Many companies now have employee wellness programs, and more and more use incentives to cajole staff into better behavior. A recent survey of 800 employers by consulting firm Aon Hewitt found that 79% now offer incentives, including reduced insurance premiums, and penalties for failing to participate.
From companies’ point of view, wellness makes strong financial sense. A previous Aon study found that for every $1 employers spend, they receive back $3 to $6 in benefits. Healthier workers have lower rates of absence and “presenteeism” (attending work while sick), they return more quickly if they do get sidelined, and they have higher productivity rates.
But, according to researchers, employers still have a pretty dim view of what incentives actually work–for example, what actually increases productivity most. “There is broad and growing enthusiasm for rewarding healthy behaviors in the workplace, but there is little evidence on the effects of these strategies,” says Jeff Kullgren, assistant professor at University of Michigan Medical School.
Kullgren, and colleagues, set up an experiment to test one incentives question: Do people respond better as individuals or competing within groups? They found strong evidence for the latter.
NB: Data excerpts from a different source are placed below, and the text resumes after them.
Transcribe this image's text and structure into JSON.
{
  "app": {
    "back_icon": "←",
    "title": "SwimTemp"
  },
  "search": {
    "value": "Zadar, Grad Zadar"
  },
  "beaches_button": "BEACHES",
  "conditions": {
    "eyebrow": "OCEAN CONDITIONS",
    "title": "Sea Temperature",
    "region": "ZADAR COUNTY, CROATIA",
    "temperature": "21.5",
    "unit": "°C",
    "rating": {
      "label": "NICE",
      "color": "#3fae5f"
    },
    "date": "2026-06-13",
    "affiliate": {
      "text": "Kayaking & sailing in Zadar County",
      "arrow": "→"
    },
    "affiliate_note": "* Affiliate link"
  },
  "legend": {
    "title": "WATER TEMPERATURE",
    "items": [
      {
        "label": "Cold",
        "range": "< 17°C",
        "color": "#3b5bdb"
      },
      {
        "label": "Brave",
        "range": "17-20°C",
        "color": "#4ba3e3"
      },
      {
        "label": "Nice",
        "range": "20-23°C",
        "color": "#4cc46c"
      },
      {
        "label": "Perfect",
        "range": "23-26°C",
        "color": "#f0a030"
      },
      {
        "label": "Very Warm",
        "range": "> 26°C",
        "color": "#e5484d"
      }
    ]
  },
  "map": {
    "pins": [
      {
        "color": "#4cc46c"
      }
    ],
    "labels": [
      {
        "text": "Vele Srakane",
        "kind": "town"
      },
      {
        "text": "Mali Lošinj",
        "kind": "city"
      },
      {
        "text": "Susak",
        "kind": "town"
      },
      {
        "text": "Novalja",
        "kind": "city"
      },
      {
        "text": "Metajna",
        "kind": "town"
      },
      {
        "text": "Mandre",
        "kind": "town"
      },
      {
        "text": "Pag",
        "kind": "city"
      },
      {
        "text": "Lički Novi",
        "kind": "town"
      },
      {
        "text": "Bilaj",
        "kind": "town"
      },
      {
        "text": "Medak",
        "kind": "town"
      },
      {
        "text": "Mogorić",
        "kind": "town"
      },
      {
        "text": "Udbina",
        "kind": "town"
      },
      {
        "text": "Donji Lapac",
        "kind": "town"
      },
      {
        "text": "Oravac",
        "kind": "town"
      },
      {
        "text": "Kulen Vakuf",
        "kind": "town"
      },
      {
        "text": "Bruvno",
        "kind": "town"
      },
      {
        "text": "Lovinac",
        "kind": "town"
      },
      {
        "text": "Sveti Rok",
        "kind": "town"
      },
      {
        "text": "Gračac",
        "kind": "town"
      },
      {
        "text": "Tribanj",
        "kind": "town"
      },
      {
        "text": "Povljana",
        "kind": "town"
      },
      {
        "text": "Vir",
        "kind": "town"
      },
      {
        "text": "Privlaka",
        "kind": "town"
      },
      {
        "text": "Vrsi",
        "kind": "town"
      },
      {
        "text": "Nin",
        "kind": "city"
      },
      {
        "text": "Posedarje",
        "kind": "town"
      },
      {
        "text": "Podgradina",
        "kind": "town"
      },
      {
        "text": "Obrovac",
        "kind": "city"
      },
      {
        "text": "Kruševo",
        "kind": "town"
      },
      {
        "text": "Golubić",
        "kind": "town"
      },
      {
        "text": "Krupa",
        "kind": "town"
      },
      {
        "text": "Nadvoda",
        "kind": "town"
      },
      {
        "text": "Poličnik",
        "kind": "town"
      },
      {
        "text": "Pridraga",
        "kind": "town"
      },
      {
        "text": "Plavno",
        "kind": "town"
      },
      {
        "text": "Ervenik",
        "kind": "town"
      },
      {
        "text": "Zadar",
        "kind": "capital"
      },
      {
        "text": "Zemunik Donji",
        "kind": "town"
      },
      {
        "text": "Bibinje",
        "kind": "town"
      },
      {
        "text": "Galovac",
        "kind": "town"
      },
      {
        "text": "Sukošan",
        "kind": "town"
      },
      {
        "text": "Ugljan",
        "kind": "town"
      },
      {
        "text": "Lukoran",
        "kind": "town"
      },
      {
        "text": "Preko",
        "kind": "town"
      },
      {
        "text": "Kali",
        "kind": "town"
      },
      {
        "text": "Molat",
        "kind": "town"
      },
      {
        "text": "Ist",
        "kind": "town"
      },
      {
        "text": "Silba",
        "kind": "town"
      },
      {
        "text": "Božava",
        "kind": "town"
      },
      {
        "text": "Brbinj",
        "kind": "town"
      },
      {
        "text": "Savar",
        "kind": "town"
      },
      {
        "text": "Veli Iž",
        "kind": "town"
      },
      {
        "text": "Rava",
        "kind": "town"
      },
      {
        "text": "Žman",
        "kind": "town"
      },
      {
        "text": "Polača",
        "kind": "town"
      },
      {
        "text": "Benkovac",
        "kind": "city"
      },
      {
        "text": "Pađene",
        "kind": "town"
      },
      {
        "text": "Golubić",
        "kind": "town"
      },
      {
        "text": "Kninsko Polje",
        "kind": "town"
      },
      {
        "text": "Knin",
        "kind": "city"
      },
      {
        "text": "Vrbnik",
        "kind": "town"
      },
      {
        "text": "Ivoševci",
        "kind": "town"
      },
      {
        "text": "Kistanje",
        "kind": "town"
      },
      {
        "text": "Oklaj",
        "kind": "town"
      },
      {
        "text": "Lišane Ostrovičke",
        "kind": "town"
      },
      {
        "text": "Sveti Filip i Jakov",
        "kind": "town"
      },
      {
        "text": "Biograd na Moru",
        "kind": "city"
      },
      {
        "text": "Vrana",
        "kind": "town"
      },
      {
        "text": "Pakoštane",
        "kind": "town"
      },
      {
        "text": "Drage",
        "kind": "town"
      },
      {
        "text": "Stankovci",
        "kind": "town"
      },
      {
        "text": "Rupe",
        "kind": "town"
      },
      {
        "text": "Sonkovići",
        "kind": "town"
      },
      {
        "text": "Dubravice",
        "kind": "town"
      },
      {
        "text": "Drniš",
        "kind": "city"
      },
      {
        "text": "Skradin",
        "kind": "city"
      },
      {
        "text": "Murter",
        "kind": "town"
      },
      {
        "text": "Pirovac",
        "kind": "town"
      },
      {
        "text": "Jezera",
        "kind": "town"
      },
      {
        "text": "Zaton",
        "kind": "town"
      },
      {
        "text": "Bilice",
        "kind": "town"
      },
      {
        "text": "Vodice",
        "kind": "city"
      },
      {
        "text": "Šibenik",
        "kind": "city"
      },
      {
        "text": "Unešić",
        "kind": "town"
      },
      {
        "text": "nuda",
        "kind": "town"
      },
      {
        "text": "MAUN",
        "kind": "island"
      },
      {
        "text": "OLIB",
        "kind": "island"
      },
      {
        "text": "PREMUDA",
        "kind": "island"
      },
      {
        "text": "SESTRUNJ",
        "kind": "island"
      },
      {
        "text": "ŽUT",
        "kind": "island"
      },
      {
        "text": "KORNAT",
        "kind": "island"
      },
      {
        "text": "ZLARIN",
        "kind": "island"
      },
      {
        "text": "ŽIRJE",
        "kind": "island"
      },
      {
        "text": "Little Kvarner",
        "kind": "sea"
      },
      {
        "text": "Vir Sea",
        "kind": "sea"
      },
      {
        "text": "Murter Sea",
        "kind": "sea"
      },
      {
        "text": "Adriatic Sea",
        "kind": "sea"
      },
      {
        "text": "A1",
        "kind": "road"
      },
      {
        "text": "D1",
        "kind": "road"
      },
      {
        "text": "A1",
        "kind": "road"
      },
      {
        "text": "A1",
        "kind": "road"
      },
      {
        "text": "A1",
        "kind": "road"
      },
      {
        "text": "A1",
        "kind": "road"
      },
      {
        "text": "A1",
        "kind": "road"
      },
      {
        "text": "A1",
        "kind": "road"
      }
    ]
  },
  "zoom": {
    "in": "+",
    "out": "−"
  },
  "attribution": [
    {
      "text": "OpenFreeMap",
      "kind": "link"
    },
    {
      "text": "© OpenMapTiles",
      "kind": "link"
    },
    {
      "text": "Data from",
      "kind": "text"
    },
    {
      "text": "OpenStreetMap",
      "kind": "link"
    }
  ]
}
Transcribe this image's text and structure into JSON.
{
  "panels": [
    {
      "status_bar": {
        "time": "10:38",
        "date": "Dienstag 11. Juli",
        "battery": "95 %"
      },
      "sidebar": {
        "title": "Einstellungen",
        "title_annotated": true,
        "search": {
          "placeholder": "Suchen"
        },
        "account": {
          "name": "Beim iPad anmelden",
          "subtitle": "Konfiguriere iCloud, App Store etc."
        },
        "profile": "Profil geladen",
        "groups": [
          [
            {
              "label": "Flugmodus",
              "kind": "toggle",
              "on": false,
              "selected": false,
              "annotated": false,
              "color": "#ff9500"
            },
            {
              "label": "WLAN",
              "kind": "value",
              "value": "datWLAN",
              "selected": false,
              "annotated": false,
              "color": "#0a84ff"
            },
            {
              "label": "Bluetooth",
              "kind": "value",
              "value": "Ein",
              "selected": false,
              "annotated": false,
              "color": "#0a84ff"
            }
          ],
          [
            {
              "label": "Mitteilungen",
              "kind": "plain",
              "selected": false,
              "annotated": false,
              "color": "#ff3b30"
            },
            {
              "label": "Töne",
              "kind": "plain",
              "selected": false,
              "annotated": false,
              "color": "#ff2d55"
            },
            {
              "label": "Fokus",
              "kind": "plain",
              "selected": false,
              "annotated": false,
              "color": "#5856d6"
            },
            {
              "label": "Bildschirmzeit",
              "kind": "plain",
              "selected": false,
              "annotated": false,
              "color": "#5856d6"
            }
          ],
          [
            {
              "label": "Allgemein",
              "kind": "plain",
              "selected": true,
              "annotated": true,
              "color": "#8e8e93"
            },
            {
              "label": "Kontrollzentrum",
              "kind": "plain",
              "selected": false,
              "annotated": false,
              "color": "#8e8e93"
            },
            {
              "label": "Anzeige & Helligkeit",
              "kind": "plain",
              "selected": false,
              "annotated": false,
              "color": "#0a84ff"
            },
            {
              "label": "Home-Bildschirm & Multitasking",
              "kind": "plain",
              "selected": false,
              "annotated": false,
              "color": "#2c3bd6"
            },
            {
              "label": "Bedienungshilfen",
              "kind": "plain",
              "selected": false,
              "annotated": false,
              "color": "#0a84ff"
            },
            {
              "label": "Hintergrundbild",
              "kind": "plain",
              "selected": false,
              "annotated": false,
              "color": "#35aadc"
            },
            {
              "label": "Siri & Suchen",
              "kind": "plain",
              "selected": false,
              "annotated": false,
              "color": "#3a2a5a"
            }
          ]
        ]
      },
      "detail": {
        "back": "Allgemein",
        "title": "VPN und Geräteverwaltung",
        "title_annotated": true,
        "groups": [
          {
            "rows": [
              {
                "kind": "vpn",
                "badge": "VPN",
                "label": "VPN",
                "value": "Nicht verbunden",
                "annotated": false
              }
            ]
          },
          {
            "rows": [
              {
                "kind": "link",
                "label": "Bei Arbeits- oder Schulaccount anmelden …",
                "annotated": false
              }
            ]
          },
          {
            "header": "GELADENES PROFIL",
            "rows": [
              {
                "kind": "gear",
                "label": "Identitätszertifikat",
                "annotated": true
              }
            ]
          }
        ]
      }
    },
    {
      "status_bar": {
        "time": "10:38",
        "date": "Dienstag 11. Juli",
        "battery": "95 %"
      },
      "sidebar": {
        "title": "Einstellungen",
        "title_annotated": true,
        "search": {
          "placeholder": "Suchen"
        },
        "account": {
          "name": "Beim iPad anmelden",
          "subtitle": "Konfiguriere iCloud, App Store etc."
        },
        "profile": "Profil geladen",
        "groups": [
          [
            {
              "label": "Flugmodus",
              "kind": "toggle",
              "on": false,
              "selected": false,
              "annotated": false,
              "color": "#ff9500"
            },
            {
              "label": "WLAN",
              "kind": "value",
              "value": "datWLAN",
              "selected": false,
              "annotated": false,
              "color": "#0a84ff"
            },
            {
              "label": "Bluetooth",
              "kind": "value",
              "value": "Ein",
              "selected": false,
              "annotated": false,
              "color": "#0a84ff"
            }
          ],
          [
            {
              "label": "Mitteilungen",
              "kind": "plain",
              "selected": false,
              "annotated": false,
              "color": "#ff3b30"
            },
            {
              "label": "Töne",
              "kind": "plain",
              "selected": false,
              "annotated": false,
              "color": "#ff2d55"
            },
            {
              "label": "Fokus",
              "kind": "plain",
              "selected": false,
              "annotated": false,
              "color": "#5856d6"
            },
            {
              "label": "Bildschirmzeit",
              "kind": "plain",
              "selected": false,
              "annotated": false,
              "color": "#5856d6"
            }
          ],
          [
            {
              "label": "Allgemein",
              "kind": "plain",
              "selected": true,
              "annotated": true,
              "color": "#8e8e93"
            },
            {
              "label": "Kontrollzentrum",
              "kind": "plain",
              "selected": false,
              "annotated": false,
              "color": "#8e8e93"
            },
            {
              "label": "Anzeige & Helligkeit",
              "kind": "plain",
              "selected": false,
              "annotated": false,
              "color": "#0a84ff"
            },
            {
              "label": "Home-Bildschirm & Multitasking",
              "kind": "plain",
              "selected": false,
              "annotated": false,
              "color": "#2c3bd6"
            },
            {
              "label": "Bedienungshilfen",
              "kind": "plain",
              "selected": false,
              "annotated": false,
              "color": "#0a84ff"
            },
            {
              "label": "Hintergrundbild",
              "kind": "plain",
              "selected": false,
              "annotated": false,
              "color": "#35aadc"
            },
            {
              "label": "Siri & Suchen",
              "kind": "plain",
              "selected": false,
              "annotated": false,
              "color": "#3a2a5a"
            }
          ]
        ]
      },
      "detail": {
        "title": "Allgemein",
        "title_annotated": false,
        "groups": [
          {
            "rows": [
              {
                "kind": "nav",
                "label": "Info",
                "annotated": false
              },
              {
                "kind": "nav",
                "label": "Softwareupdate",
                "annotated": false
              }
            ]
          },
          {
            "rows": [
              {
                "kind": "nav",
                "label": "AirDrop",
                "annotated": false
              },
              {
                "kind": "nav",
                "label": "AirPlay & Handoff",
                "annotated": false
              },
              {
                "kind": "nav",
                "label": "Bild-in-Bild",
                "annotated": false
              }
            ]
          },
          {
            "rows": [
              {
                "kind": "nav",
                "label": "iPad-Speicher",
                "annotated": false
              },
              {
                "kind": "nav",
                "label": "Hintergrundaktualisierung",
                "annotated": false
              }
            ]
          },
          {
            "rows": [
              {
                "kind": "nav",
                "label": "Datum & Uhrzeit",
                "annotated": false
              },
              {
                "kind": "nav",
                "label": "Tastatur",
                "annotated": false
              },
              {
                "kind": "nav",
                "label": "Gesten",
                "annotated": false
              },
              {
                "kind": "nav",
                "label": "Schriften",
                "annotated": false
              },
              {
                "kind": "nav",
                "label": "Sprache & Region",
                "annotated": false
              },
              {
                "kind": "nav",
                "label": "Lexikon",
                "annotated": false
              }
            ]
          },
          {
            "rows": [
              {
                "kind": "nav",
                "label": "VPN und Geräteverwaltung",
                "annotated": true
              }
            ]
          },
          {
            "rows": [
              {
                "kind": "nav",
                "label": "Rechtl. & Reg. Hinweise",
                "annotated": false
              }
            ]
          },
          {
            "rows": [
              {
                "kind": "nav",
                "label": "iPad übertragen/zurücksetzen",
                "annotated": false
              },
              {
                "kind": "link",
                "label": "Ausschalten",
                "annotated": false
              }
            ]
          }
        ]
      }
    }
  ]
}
The study, which is written up in the Annals of Internal Medicine, looked at two groups of obese employees at a hospital in Philadelphia. The first group received $100 each for every month members reached a weight-loss target. A second group, with five members, had to split the money evenly (with the potential to get $100 each if everyone hit their goals).
After six months, the second group had achieved almost three times more weight loss, indicating that peer pressure could be at least as important as cash.
“We found that these incentives were substantially more powerful when delivered in groups, which has important implications for both policy makers and the employers who are considering offering them,” Kullgren says (though he cautions against introducing a Biggest Loser office sweep just yet).
With the Affordable Care Act set next year to allow employers to incentivize up to 30% of the cost of coverage (and possibly 50%, if the Obama Administration agrees to raise the threshold), the issue of how to incentivize will grow in importance. Whether employers should have so much power to set health priorities is another issue. But at least they’ll know more about the best way to do it.